I've been reviewing the basics of singly linked list In C with materials from Stanford CS Library , where I came cross the following code:

struct node{
    int              data;
    struct node*     next;
};

struct node* BuildWithDummyNode(){
    struct node dummy;
    struct node* tail = & dummy;    // this line got me confused
    int i;
    dummy.next = NULL;
    for (i=1;i<6;i++){
        Push(&(tail->next), i);    
        tail = tail->next;
    }
    return dummy.next;
}

Probably not revenant, but the code for Push() is:

void Push(struct node** headRef, int data){
    struct node* NewNode = malloc(sizeof(struct node));
    newNode->data = data;

    newNode->next = *headRef;
    *headRef = newNode;
}

Everything runs smoothly, but I've always been under the impression that whenever you define a pointer, it must point to an already defined variable.
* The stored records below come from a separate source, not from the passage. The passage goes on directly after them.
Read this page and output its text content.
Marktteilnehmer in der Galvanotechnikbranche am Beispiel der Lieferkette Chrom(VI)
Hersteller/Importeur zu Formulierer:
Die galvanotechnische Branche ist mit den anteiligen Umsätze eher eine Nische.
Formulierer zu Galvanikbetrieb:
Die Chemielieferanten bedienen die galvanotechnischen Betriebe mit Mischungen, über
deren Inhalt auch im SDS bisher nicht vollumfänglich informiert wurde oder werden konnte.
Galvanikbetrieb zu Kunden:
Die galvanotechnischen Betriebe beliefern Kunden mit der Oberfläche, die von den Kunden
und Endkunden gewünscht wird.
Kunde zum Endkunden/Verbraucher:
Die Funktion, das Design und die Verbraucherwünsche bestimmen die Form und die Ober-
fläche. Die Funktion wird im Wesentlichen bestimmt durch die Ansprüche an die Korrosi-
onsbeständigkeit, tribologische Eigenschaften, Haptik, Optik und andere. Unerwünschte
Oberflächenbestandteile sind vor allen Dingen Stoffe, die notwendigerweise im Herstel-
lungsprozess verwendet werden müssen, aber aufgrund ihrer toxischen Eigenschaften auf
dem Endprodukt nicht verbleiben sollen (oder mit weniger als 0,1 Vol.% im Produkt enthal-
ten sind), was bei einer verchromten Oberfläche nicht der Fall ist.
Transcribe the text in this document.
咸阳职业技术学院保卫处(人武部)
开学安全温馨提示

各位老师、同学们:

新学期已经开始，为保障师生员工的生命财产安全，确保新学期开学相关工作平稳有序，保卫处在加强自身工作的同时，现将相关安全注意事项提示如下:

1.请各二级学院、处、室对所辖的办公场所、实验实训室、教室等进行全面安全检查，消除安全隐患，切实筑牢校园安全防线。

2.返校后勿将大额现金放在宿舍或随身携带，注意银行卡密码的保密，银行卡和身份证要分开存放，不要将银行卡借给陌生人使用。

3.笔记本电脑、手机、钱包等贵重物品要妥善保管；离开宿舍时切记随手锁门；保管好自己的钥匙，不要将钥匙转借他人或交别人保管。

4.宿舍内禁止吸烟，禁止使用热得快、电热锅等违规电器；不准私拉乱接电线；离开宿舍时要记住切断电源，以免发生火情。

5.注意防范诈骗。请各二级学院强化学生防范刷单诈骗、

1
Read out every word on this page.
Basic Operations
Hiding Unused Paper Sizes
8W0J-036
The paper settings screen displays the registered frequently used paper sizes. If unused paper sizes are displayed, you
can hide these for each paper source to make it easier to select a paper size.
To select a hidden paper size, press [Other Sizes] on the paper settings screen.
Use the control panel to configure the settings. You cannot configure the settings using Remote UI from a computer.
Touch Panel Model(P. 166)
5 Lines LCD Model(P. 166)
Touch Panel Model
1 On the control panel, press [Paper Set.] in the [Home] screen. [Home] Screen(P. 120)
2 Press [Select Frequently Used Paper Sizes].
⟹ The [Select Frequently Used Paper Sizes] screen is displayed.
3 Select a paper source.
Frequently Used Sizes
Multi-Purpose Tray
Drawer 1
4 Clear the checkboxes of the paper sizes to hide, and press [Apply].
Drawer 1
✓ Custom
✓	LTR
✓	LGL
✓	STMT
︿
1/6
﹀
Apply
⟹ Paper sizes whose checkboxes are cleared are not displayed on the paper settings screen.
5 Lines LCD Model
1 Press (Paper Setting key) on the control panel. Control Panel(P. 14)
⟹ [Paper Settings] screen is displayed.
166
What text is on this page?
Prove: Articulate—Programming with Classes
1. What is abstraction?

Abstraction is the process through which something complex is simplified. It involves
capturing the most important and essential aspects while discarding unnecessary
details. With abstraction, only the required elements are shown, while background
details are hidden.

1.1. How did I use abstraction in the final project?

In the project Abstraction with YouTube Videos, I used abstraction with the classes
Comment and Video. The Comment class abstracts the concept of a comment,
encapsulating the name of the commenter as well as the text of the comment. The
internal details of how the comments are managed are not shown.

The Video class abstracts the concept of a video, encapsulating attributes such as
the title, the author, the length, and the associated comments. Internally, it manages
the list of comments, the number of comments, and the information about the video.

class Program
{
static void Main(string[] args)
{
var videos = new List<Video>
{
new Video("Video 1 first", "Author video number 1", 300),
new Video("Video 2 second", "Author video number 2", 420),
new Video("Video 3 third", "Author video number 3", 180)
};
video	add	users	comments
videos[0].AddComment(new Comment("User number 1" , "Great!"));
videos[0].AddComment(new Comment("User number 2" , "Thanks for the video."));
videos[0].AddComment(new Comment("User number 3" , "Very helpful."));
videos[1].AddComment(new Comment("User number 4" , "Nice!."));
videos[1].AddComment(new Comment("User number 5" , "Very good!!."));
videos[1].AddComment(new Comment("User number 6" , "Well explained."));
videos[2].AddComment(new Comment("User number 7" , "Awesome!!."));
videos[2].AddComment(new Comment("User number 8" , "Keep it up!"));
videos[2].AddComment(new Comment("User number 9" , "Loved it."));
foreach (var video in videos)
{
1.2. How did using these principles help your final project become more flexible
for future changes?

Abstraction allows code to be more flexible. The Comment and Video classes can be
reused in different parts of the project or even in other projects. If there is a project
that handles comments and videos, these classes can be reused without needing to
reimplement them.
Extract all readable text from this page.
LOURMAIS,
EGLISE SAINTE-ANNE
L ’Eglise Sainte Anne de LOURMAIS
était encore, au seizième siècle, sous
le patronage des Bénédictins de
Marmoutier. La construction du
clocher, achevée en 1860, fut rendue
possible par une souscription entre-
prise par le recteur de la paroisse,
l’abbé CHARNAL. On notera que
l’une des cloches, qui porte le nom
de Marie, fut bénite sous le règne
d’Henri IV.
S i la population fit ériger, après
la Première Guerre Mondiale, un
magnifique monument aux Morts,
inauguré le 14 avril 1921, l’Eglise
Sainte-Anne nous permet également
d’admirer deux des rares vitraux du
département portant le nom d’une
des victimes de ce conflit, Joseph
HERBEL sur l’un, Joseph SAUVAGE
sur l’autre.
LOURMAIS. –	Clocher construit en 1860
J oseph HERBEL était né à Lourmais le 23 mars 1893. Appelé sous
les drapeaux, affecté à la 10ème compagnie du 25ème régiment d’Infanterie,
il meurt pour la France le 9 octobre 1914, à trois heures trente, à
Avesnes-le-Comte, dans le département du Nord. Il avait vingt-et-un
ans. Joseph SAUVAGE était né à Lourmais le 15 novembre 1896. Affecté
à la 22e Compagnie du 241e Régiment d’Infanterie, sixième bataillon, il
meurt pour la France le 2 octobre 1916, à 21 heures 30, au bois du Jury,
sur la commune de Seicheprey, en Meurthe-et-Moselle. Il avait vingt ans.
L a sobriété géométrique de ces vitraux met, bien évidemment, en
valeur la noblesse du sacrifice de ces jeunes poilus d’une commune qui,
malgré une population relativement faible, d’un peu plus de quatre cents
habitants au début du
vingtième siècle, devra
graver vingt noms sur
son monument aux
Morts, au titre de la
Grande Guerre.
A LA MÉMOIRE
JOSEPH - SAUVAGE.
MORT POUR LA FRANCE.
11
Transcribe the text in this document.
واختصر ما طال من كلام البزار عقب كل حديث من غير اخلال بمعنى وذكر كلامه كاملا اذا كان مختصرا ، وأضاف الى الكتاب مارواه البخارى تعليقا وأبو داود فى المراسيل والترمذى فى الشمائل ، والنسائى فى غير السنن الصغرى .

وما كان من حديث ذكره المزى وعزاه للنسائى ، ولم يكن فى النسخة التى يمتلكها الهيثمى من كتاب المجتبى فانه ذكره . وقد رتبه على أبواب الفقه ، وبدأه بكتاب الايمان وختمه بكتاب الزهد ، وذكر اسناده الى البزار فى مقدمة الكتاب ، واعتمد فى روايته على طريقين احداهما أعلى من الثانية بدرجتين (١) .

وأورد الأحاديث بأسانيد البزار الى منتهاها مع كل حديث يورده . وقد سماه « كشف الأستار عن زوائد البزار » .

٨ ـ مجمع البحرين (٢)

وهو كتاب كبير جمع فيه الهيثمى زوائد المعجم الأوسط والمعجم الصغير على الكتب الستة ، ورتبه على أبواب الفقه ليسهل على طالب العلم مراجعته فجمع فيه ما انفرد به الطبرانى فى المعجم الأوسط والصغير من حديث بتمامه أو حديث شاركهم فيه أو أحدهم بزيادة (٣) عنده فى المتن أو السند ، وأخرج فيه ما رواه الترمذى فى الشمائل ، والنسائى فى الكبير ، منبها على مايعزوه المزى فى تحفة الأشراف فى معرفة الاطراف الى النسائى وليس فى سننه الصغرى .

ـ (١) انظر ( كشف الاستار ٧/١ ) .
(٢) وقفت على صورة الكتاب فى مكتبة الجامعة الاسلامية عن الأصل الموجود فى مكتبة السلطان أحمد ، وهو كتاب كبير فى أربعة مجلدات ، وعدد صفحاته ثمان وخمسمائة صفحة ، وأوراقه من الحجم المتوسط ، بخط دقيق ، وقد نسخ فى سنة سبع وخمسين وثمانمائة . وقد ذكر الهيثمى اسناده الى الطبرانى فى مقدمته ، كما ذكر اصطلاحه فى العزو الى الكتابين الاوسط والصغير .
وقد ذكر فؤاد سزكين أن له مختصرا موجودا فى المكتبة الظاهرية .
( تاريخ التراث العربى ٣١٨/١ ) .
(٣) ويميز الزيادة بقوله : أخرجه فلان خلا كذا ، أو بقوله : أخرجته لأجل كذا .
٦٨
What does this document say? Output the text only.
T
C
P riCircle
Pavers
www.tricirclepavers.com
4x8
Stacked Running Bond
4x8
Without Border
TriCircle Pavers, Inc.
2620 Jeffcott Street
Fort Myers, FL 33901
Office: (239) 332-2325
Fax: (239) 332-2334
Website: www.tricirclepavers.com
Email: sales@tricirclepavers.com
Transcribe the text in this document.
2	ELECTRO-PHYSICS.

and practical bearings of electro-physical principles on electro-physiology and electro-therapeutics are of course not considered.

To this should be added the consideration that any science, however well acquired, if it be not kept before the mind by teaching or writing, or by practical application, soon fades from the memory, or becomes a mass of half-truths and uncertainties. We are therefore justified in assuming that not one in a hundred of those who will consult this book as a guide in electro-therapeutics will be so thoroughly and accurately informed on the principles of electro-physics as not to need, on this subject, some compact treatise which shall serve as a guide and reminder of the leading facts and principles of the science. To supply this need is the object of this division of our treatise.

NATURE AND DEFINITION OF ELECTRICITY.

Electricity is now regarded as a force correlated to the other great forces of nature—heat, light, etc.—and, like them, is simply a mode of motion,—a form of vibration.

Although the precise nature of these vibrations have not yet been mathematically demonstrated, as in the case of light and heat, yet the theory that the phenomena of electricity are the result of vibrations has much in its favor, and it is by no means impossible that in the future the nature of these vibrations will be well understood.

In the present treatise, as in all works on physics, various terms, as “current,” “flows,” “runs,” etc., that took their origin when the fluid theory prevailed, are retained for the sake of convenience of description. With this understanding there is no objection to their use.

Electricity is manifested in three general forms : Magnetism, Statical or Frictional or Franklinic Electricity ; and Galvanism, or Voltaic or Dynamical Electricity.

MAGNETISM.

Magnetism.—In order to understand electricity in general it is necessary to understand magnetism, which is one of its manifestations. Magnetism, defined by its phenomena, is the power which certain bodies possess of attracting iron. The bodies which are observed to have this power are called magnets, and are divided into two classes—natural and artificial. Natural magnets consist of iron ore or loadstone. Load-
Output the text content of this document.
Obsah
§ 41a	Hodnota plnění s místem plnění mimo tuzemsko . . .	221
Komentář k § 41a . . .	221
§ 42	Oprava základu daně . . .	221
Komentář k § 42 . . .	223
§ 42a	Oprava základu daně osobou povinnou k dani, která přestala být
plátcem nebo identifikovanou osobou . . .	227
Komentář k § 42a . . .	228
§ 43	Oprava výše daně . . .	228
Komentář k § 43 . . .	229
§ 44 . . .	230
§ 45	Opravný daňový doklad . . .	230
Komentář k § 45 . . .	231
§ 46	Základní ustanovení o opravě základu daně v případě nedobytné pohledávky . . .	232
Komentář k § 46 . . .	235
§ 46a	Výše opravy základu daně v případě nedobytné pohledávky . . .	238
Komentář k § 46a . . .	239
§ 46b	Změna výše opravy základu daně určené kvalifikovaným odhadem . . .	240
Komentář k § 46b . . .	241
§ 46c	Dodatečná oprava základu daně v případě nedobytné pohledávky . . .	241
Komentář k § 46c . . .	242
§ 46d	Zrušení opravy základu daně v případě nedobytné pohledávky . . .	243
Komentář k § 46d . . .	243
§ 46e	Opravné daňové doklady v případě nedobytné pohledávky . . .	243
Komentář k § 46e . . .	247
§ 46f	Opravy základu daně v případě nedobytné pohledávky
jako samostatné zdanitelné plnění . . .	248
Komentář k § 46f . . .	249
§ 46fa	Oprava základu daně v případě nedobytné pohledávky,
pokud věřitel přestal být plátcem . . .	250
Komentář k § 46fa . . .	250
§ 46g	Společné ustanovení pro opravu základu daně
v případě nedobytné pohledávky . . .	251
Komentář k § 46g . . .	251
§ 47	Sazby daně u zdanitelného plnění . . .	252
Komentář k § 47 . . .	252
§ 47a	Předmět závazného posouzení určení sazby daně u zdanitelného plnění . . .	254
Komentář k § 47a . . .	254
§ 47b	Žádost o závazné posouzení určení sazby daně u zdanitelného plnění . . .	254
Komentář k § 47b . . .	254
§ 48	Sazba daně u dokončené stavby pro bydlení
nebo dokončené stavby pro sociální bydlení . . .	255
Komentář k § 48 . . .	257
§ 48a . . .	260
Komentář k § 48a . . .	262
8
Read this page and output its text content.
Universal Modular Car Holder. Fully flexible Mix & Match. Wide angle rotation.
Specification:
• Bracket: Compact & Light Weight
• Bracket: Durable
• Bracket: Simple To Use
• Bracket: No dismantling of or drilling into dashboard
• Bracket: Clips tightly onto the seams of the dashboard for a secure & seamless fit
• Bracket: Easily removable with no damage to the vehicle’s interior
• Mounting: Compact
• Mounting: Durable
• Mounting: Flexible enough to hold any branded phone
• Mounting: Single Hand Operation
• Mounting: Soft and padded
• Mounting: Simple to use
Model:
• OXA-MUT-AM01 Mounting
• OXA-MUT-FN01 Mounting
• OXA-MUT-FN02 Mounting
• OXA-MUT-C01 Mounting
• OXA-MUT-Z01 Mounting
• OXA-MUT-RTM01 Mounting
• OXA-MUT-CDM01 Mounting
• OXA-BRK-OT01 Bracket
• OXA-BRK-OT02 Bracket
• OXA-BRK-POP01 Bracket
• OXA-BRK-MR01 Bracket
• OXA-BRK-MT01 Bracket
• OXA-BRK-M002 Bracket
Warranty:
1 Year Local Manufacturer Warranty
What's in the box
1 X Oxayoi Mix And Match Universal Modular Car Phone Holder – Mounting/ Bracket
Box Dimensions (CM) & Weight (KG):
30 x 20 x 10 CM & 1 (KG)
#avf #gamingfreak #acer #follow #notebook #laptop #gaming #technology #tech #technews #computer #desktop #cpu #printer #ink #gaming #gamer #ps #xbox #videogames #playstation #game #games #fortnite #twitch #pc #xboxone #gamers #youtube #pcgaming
But here the variable "dummy" is only declared and not initialized. Shouldn't that generate some kind of warning at least?

I know some variables are initialized to 0 by default, and after printing dummy.data it indeed prints 0. So is this an instance of "doable but bad practice", or am I missing something entirely?

Thank you very much!

Answer 1

Variable dummy has already been declared in the following statement:

struct node dummy;

which means that memory has been allocated to it. In other words, this means that it now has an address associated with it. Hence the pointer tail declared in following line:

struct node* tail = & dummy;

to store its address makes perfect sense.

Answer 2

"But here the variable "dummy" is only declared and not initialized."

The variable declaration introduces it into the scope. You are correct in deducing it's value is unspecified, but to take and use its address is well defined from the moment it comes into scope, right up until it goes out of scope.

To put more simply: your program is correct because you don't depend on the variables uninitialized value, but rather on its well defined address.